Положение на участке бригады вскоре снова осложнилось. Я направился в пулеметное подразделение, которое держало оборону в Университетском городке, у моста на реке Мансанарес. Много раз фашисты пытались штурмом взять его, но пулеметчики стойко оборонялись. Особенно мужественно действовал расчет моего приятеля Мигеля. Мигель сильно переживал трагедию своей Испании. Он верил в победу республиканцев, но одно его постоянно тревожило.
- Как ты думаешь, Павлито? - обратился он ко мне. - Ведь плохо, что силы республики распылены? Анархисты, радикалы, социалисты - у всех своя платформа. Конечно, мы считаемся единым фронтом, но не действуем еще по-настоящему едино. Вот взять хотя бы анархистов. Конечно, есть у них части, которые воюют просто здорово, командир Дурутти настоящий патриот, жизни не пожалеет за Испанию. Что правда, то правда. Но их идеология… Посмотри: Франческа на что уж была убежденная анархистка, а что мне пишет…

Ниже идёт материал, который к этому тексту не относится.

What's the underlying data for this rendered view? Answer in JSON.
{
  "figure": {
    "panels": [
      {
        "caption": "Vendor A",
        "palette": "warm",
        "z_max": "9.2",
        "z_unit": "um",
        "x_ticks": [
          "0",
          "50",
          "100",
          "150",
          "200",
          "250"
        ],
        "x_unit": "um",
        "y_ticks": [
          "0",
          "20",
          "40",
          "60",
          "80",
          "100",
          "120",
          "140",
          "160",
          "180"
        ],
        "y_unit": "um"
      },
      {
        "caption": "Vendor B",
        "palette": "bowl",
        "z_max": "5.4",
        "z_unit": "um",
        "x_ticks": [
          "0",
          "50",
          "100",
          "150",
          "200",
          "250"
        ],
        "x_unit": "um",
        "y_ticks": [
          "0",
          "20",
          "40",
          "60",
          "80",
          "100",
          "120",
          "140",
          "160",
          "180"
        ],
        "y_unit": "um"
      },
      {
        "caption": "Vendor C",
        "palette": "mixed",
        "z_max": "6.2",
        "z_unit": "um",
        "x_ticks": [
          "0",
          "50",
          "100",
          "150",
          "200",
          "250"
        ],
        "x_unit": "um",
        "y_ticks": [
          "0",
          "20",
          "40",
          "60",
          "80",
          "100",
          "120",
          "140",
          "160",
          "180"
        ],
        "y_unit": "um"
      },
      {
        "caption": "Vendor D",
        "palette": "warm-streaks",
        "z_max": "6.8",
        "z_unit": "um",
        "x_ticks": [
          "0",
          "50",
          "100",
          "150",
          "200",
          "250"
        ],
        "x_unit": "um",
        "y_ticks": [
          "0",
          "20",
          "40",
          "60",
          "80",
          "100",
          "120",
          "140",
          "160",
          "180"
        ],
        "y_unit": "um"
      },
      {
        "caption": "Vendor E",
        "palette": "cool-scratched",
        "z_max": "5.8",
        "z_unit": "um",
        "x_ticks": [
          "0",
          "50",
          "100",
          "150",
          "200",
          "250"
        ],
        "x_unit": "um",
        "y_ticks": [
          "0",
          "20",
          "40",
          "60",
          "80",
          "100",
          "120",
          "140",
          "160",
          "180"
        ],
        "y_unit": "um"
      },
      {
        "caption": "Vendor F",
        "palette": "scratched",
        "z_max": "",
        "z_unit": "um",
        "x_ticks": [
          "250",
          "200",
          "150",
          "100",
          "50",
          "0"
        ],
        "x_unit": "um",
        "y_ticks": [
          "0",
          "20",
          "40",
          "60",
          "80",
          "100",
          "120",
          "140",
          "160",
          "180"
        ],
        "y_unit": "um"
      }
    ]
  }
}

Мигель показал письмо. Франческа с горечью писала о мародерстве анархистов в освобожденной ими деревне: "Они дискредитируют своими действиями мечту простых тружеников о социализме… По теории выходит - так и надо… Что-то не все правильно у наших теоретиков… Надо будет в этом еще разобраться…"
- Я уверен, что она в этом скоро разберется, - грустно улыбнулся Мигель. - Это будет мой самый счастливый день.

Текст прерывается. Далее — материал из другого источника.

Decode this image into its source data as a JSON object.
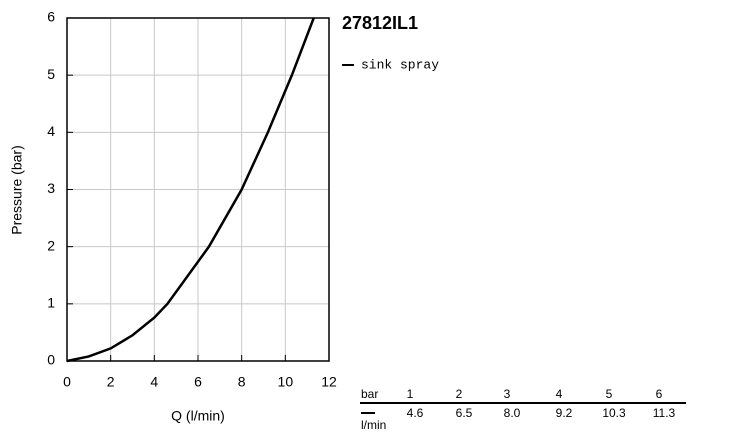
{
  "chart_data": {
    "type": "line",
    "title": "27812IL1",
    "x_label": "Q (l/min)",
    "y_label": "Pressure (bar)",
    "x": [
      0,
      1,
      2,
      3,
      4,
      4.6,
      6.5,
      8.0,
      9.2,
      10.3,
      11.3
    ],
    "series": [
      {
        "name": "sink spray",
        "color": "#000000",
        "values": [
          0,
          0.08,
          0.22,
          0.45,
          0.76,
          1,
          2,
          3,
          4,
          5,
          6
        ]
      }
    ],
    "xlim": [
      0,
      12
    ],
    "xticks": [
      0,
      2,
      4,
      6,
      8,
      10,
      12
    ],
    "ylim": [
      0,
      6
    ],
    "yticks": [
      0,
      1,
      2,
      3,
      4,
      5,
      6
    ],
    "grid": true
  },
  "table": {
    "header_label": "bar",
    "row_label": "l/min",
    "header": [
      "1",
      "2",
      "3",
      "4",
      "5",
      "6"
    ],
    "values": [
      "4.6",
      "6.5",
      "8.0",
      "9.2",
      "10.3",
      "11.3"
    ]
  }
}
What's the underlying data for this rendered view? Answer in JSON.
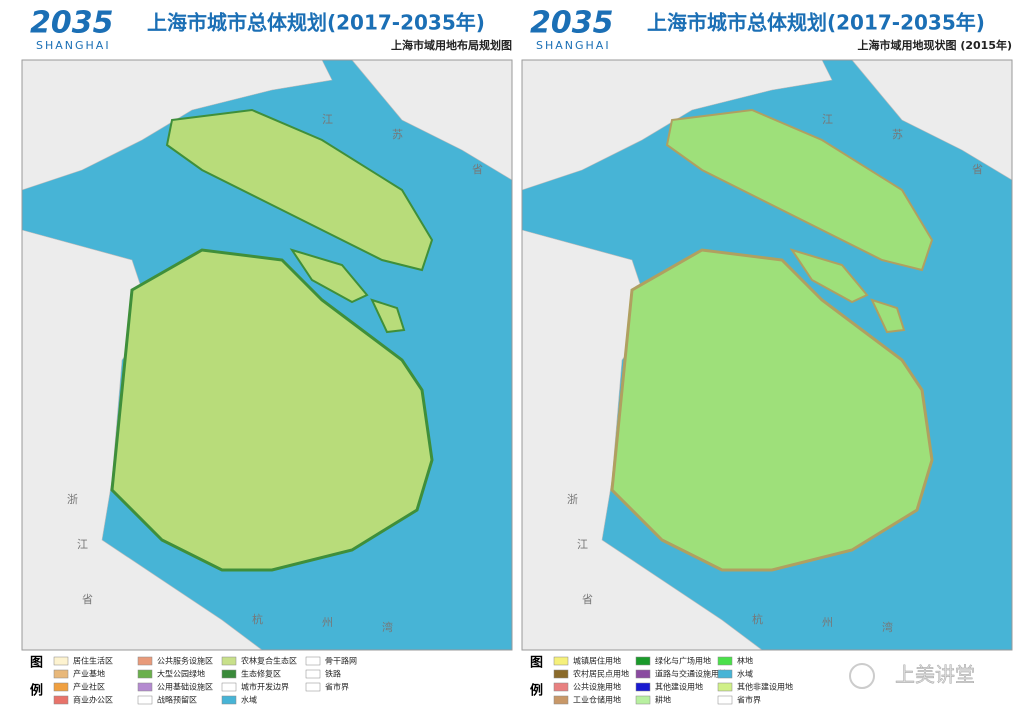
{
  "panels": [
    {
      "logo_number": "2035",
      "logo_text": "SHANGHAI",
      "title": "上海市城市总体规划(2017-2035年)",
      "subtitle": "上海市域用地布局规划图",
      "legend": {
        "heading": [
          "图",
          "例"
        ],
        "items": [
          {
            "label": "居住生活区",
            "color": "#fdf3d0"
          },
          {
            "label": "产业基地",
            "color": "#e8b87a"
          },
          {
            "label": "产业社区",
            "color": "#f0a040"
          },
          {
            "label": "商业办公区",
            "color": "#e8736a"
          },
          {
            "label": "公共服务设施区",
            "color": "#e89a7a"
          },
          {
            "label": "大型公园绿地",
            "color": "#6ab04c"
          },
          {
            "label": "公用基础设施区",
            "color": "#b48ad0"
          },
          {
            "label": "战略预留区",
            "color": "#ffffff"
          },
          {
            "label": "农林复合生态区",
            "color": "#c8e08a"
          },
          {
            "label": "生态修复区",
            "color": "#3a8a3a"
          },
          {
            "label": "城市开发边界",
            "color": "#ffffff"
          },
          {
            "label": "水域",
            "color": "#47b4d6"
          },
          {
            "label": "骨干路网",
            "color": "#ffffff"
          },
          {
            "label": "铁路",
            "color": "#ffffff"
          },
          {
            "label": "省市界",
            "color": "#ffffff"
          }
        ]
      },
      "map_labels": [
        "江",
        "苏",
        "省",
        "浙",
        "江",
        "省",
        "杭",
        "州",
        "湾"
      ]
    },
    {
      "logo_number": "2035",
      "logo_text": "SHANGHAI",
      "title": "上海市城市总体规划(2017-2035年)",
      "subtitle": "上海市域用地现状图 (2015年)",
      "legend": {
        "heading": [
          "图",
          "例"
        ],
        "items": [
          {
            "label": "城镇居住用地",
            "color": "#f5f07a"
          },
          {
            "label": "农村居民点用地",
            "color": "#8a6a2a"
          },
          {
            "label": "公共设施用地",
            "color": "#e88080"
          },
          {
            "label": "工业仓储用地",
            "color": "#c89868"
          },
          {
            "label": "绿化与广场用地",
            "color": "#1a9a2a"
          },
          {
            "label": "道路与交通设施用地",
            "color": "#8a4aa0"
          },
          {
            "label": "其他建设用地",
            "color": "#1a1ad0"
          },
          {
            "label": "耕地",
            "color": "#b8f0a0"
          },
          {
            "label": "林地",
            "color": "#4ae04a"
          },
          {
            "label": "水域",
            "color": "#47b4d6"
          },
          {
            "label": "其他非建设用地",
            "color": "#d0f088"
          },
          {
            "label": "省市界",
            "color": "#ffffff"
          }
        ]
      },
      "map_labels": [
        "江",
        "苏",
        "省",
        "浙",
        "江",
        "省",
        "杭",
        "州",
        "湾"
      ]
    }
  ],
  "watermark": "上美讲堂"
}
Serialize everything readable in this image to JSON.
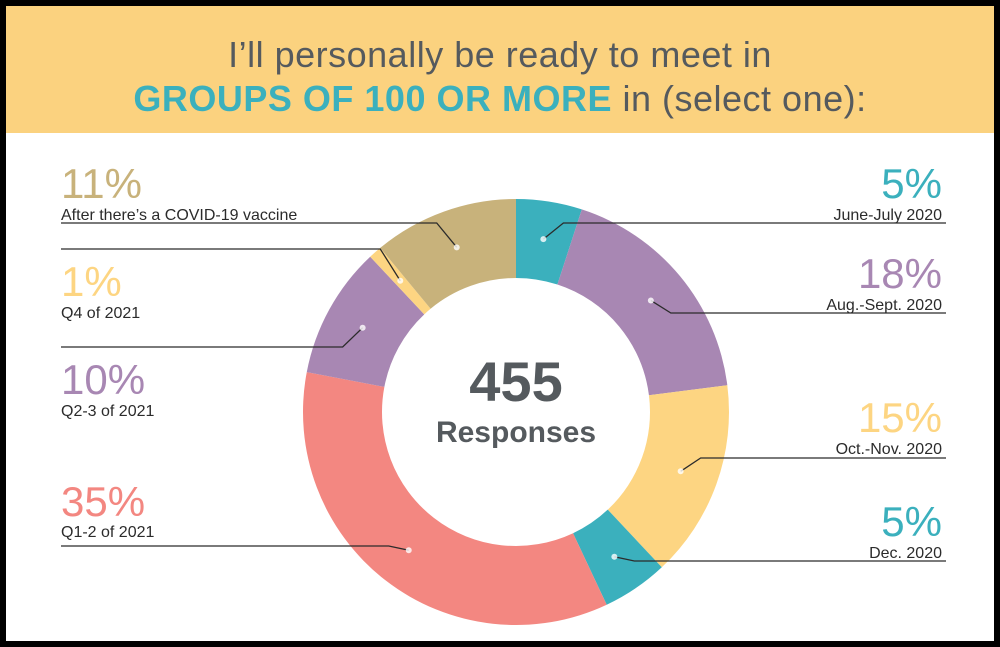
{
  "title": {
    "line1": "I’ll personally be ready to meet in",
    "highlight": "GROUPS OF 100 OR MORE",
    "rest": " in (select one):"
  },
  "center": {
    "number": "455",
    "label": "Responses"
  },
  "colors": {
    "teal": "#3bb0bd",
    "purple": "#a887b3",
    "yellow": "#fdd582",
    "salmon": "#f38781",
    "tan": "#c8b27b",
    "header_bg": "#fbd27f"
  },
  "chart_data": {
    "type": "pie",
    "donut": true,
    "total_responses": 455,
    "slices": [
      {
        "label": "June-July 2020",
        "percent_label": "5%",
        "value": 5,
        "color": "#3bb0bd"
      },
      {
        "label": "Aug.-Sept. 2020",
        "percent_label": "18%",
        "value": 18,
        "color": "#a887b3"
      },
      {
        "label": "Oct.-Nov. 2020",
        "percent_label": "15%",
        "value": 15,
        "color": "#fdd582"
      },
      {
        "label": "Dec. 2020",
        "percent_label": "5%",
        "value": 5,
        "color": "#3bb0bd"
      },
      {
        "label": "Q1-2 of 2021",
        "percent_label": "35%",
        "value": 35,
        "color": "#f38781"
      },
      {
        "label": "Q2-3 of 2021",
        "percent_label": "10%",
        "value": 10,
        "color": "#a887b3"
      },
      {
        "label": "Q4 of 2021",
        "percent_label": "1%",
        "value": 1,
        "color": "#fdd582"
      },
      {
        "label": "After there’s a COVID-19 vaccine",
        "percent_label": "11%",
        "value": 11,
        "color": "#c8b27b"
      }
    ]
  }
}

Нашу беседу прервала команда: "К бою!" Мигель бросился к пулемету. Я - на наблюдательный пункт, достал бинокль. Перед нами цепью наступала марокканская пехота мятежников. Высокие шапки, белые шаровары с широким поясом, огромные кинжалы, дикие крики - все производило удручающее впечатление. Подвыпившие, они скачками приближались к мосту. Семьсот, пятьсот, триста метров - Мигель открыл огонь.
Он стрелял короткими очередями по первой шеренге, потом по последней. Десятки трупов легли на дороге к мосту. На мгновение марокканцы растерялись и залегли. Но сбоку по нашим ударил тяжелый крупнокалиберный пулемет врага. Помощник Мигеля уткнулся головой в землю. Потом со стороны противника стала бить пушка, и третий снаряд разорвался рядом с пулеметом. Ранило Мигеля. Он пытался приподняться, но потерял сознание. Пулемет молчал. Подбежавший к нему испанец никак не мог исправить "максим", и марокканцы снова поднялись в атаку.

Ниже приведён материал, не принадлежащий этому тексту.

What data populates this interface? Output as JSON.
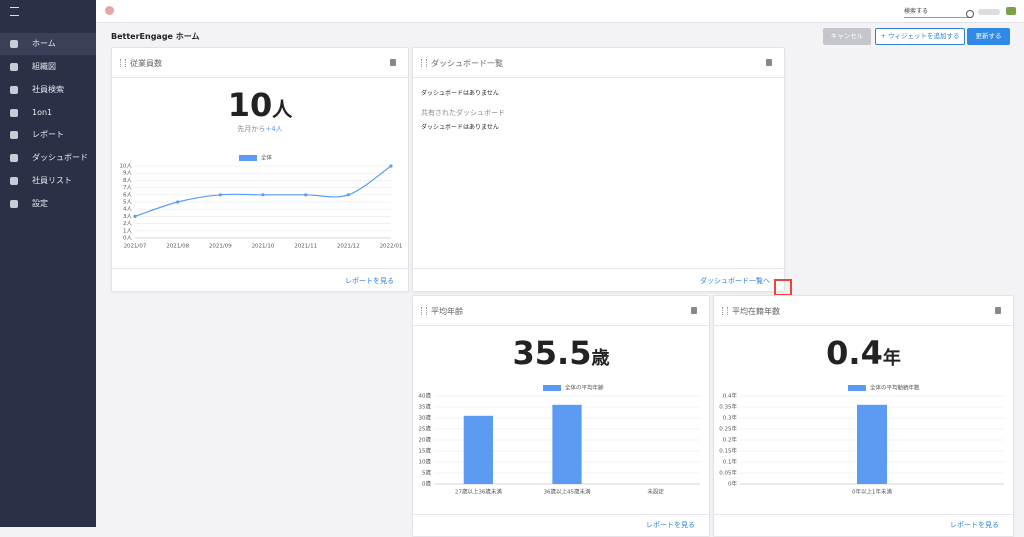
{
  "sidebar": {
    "items": [
      "ホーム",
      "組織図",
      "社員検索",
      "1on1",
      "レポート",
      "ダッシュボード",
      "社員リスト",
      "設定"
    ]
  },
  "topbar": {
    "search_placeholder": "検索する"
  },
  "header": {
    "title": "BetterEngage ホーム",
    "buttons": [
      "キャンセル",
      "+ ウィジェットを追加する",
      "更新する"
    ]
  },
  "widgets": [
    {
      "title": "従業員数",
      "value": 10,
      "unit": "人",
      "note": "先月から",
      "change": "+4人",
      "link": "レポートを見る"
    },
    {
      "title": "ダッシュボード一覧",
      "empty": "ダッシュボードはありません",
      "shared_heading": "共有されたダッシュボード",
      "shared_empty": "ダッシュボードはありません",
      "link": "ダッシュボード一覧へ"
    },
    {
      "title": "平均年齢",
      "value": 35.5,
      "unit": "歳",
      "link": "レポートを見る"
    },
    {
      "title": "平均在籍年数",
      "value": 0.4,
      "unit": "年",
      "link": "レポートを見る"
    }
  ],
  "chart_data": [
    {
      "type": "line",
      "categories": [
        "2021/07",
        "2021/08",
        "2021/09",
        "2021/10",
        "2021/11",
        "2021/12",
        "2022/01"
      ],
      "series": [
        {
          "name": "全体",
          "color": "#5b9cf2",
          "values": [
            3,
            5,
            6,
            6,
            6,
            6,
            10
          ]
        }
      ],
      "ylim": [
        0,
        10
      ],
      "yticks": [
        {
          "value": 0,
          "label": "0人"
        },
        {
          "value": 1,
          "label": "1人"
        },
        {
          "value": 2,
          "label": "2人"
        },
        {
          "value": 3,
          "label": "3人"
        },
        {
          "value": 4,
          "label": "4人"
        },
        {
          "value": 5,
          "label": "5人"
        },
        {
          "value": 6,
          "label": "6人"
        },
        {
          "value": 7,
          "label": "7人"
        },
        {
          "value": 8,
          "label": "8人"
        },
        {
          "value": 9,
          "label": "9人"
        },
        {
          "value": 10,
          "label": "10人"
        }
      ],
      "grid": true
    },
    {
      "type": "bar",
      "categories": [
        "27歳以上36歳未満",
        "36歳以上45歳未満",
        "未設定"
      ],
      "series": [
        {
          "name": "全体の平均年齢",
          "color": "#5b9cf2",
          "values": [
            31,
            36,
            0
          ]
        }
      ],
      "ylim": [
        0,
        40
      ],
      "yticks": [
        {
          "value": 0,
          "label": "0歳"
        },
        {
          "value": 5,
          "label": "5歳"
        },
        {
          "value": 10,
          "label": "10歳"
        },
        {
          "value": 15,
          "label": "15歳"
        },
        {
          "value": 20,
          "label": "20歳"
        },
        {
          "value": 25,
          "label": "25歳"
        },
        {
          "value": 30,
          "label": "30歳"
        },
        {
          "value": 35,
          "label": "35歳"
        },
        {
          "value": 40,
          "label": "40歳"
        }
      ],
      "grid": true
    },
    {
      "type": "bar",
      "categories": [
        "0年以上1年未満"
      ],
      "series": [
        {
          "name": "全体の平均勤続年数",
          "color": "#5b9cf2",
          "values": [
            0.36
          ]
        }
      ],
      "ylim": [
        0,
        0.4
      ],
      "yticks": [
        {
          "value": 0,
          "label": "0年"
        },
        {
          "value": 0.05,
          "label": "0.05年"
        },
        {
          "value": 0.1,
          "label": "0.1年"
        },
        {
          "value": 0.15,
          "label": "0.15年"
        },
        {
          "value": 0.2,
          "label": "0.2年"
        },
        {
          "value": 0.25,
          "label": "0.25年"
        },
        {
          "value": 0.3,
          "label": "0.3年"
        },
        {
          "value": 0.35,
          "label": "0.35年"
        },
        {
          "value": 0.4,
          "label": "0.4年"
        }
      ],
      "grid": true
    }
  ]
}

До моста им оставалось совсем немного. Республиканский солдат, отчаявшись наладить пулемет, взялся за винтовку. Вот уже первый вражеский пехотинец показался в створе моста. Я бросился с наблюдательного пункта нашей группы к пулемету. Ленту заело, перекос. Я с силой ударил ладонью по рукоятке - и лента встала на место. В прорезь прицела увидел набегавших марокканцев, они что-то воинственно кричали. Нажал на пуговку - один марокканец ткнулся в настил моста. Еще одна короткая очередь!.. Это вам за Мигеля. "Максим" работал безотказно. На мосту образовалась свалка: первые ряды марокканцев отпрянули и столкнулись с задними. Некоторые, спасаясь, стали без раздумий прыгать в реку.
Ко мне подполз раненый Мигель. Левая рука висела, по щеке струилась кровь. С трудом опираясь, он стал снаряжать ленты, стараясь помочь мне.
- Полежи! - крикнул я ему.
- Ничего… Мы не должны отдать мост… Мансанарес наша… - процедил сквозь боль Мигель и продолжал готовить запасные ленты.
Марокканцы отступили, и мы получили короткую передышку. В отряд пришло пополнение. Молодые веселые бойцы, присланные Листером, деловито занимали боевые позиции, окапывались, устанавливали на флангах два дополнительных пулемета. Я достал из кармана бинт, перевязал Мигелю руку, обтер рану на щеке. Прибежал санитар - огромный испанец с большими руками.
- Собирайся, рыцарь, - поднял он Мигеля. - Подлечим тебя немножко в госпитале, а там снова можешь воевать.
Подоспел второй санитар - Мигеля положили на носилки: оказалось, что он ранен и в ногу.
- Поправляйся скорей, - успокаивал я друга. - До скорого свидания.
Мигеля унесли, и мы услышали стон на мосту. Три наших бойца поползли туда и быстро нашли раненого марокканца. Он лежал у перил и прижимал сумку. В ней оказались денежные знаки различных государств. Наемник! Он пришел в Испанию не ради какой-нибудь идеи, он не был движим высоким чувством. Когда санитары стали класть его на носилки, он беспокоился о сумке с деньгами больше, чем о своих перебитых ногах.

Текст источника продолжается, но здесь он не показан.